Наверное, она была славной девушкой, думал Франк, гадая о том, что значила татуировка вокруг ее пупка. Рисунок не обязательно имел какой-то особый смысл. В наши дни даже девочки-подростки делают тату на плечах, ягодицах, на груди. Тату можно увидеть где угодно. И все-таки ее татуировка, возможно, означает, что он никогда не поймет ее до конца. У него есть друзья-мужчины, которые делали себе татуировки; у Рагнара Травоса исколота вся верхняя половина туловища. Однако поскольку ни одной женщины с татуировкой он не знал, то решил, что ему трудно понять девушку, решившую сделать себе наколку.

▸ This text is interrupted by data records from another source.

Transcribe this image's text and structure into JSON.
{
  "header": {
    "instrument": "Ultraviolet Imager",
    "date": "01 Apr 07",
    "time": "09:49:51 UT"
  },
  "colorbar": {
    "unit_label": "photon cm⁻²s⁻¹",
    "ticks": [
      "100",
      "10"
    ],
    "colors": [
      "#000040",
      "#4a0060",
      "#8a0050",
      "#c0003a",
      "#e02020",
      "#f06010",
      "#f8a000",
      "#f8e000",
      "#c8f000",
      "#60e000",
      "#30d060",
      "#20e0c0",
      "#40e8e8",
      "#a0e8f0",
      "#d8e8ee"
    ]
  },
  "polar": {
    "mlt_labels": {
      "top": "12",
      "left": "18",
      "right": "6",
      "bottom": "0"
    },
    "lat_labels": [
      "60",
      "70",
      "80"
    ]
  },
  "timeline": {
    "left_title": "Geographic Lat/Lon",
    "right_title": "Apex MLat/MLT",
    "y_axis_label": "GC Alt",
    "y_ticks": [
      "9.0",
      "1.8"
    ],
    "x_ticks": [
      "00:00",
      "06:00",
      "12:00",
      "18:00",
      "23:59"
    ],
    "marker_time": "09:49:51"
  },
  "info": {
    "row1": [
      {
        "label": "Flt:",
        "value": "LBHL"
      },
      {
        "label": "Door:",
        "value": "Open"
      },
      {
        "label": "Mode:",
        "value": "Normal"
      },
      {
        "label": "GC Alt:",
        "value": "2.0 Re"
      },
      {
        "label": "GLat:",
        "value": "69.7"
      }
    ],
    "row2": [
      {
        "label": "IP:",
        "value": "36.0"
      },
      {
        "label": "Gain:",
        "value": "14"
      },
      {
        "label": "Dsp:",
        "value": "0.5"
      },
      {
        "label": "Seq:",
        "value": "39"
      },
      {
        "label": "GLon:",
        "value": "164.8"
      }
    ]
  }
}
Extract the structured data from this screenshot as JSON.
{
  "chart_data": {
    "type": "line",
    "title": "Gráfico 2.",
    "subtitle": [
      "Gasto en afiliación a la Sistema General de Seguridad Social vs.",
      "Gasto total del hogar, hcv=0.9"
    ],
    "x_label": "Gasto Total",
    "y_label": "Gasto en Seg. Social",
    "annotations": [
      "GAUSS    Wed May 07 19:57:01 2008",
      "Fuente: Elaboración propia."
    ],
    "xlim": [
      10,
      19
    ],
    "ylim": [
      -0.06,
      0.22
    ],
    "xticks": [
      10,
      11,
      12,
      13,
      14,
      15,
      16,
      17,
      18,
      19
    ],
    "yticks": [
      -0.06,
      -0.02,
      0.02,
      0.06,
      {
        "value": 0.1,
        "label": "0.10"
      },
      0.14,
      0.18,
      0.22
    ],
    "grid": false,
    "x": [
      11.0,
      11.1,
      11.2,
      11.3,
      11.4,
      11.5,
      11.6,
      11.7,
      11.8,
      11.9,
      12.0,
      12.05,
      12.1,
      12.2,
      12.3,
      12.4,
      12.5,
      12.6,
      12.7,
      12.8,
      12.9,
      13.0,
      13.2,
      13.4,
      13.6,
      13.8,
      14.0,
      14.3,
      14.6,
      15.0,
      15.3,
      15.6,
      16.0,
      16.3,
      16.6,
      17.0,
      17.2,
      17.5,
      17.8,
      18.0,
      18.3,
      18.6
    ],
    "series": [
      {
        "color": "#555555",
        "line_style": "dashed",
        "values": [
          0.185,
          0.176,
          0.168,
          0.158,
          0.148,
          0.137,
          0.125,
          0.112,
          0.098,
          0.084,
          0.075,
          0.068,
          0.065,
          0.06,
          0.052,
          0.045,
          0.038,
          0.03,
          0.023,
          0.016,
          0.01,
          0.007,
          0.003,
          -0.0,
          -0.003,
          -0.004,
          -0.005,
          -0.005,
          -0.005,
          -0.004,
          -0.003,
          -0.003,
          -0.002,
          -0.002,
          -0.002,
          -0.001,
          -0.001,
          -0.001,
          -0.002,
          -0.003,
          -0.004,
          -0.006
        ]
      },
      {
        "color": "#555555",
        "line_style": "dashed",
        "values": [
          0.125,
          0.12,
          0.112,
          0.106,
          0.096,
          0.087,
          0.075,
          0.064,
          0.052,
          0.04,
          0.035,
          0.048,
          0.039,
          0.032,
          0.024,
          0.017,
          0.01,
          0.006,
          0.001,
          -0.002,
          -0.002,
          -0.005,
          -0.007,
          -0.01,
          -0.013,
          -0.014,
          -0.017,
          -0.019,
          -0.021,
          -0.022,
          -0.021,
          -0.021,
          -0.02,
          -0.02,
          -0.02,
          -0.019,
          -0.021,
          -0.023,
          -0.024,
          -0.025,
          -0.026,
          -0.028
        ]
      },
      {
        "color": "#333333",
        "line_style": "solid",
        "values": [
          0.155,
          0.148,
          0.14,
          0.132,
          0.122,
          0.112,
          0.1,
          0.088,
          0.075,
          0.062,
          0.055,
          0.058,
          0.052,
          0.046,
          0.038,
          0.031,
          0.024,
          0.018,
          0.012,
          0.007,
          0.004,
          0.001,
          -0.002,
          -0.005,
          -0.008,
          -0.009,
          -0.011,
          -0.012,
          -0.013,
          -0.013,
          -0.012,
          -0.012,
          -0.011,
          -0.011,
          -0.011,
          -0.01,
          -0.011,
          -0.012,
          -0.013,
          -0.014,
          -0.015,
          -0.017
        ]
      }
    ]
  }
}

Франк Фрёлик вовремя заметил свободное место и припарковал служебную машину в нескольких метрах от дорожки, ведущей к жилому комплексу в Хаврcвее. Стоя в кабине лифта, которая медленно поднималась на третий этаж, он продолжал размышлять о татуировках. Рагнар Травос считал, что татуировки – это красиво. Фрёлику казалось, что он никогда не сможет видеть в тату просто красивые картинки. Татуировка становится неотъемлемой частью человеческого тела… Поэтому и тело становится частью татуировки. Любой вид нательного искусства, который нельзя удалить, становится частью того или иного человека. Или, наоборот, человек становится частью своей татуировки. Поэтому рисунок очень важен… Хорошо, что Катрине Браттеруд не попросила сделать себе банальную татуировку вроде кошки… Низ ее живота украшал таинственный цветок с множеством лепестков. Независимо от того, что рассказывали о ней Аннабет Ос и другие, Катрине останется женщиной с украшенным низом живота – покойницей с рисунком на животе; татуировка будет выделяться и станет неотъемлемой частью Катрине всякий раз, как он будет думать о ней как о живой женщине. «Вот что самое трудное, – подумал Фрёлик. – Я считаю татуировку Катрине одной из важнейших ее черт, и потому мне трудно судить о ней».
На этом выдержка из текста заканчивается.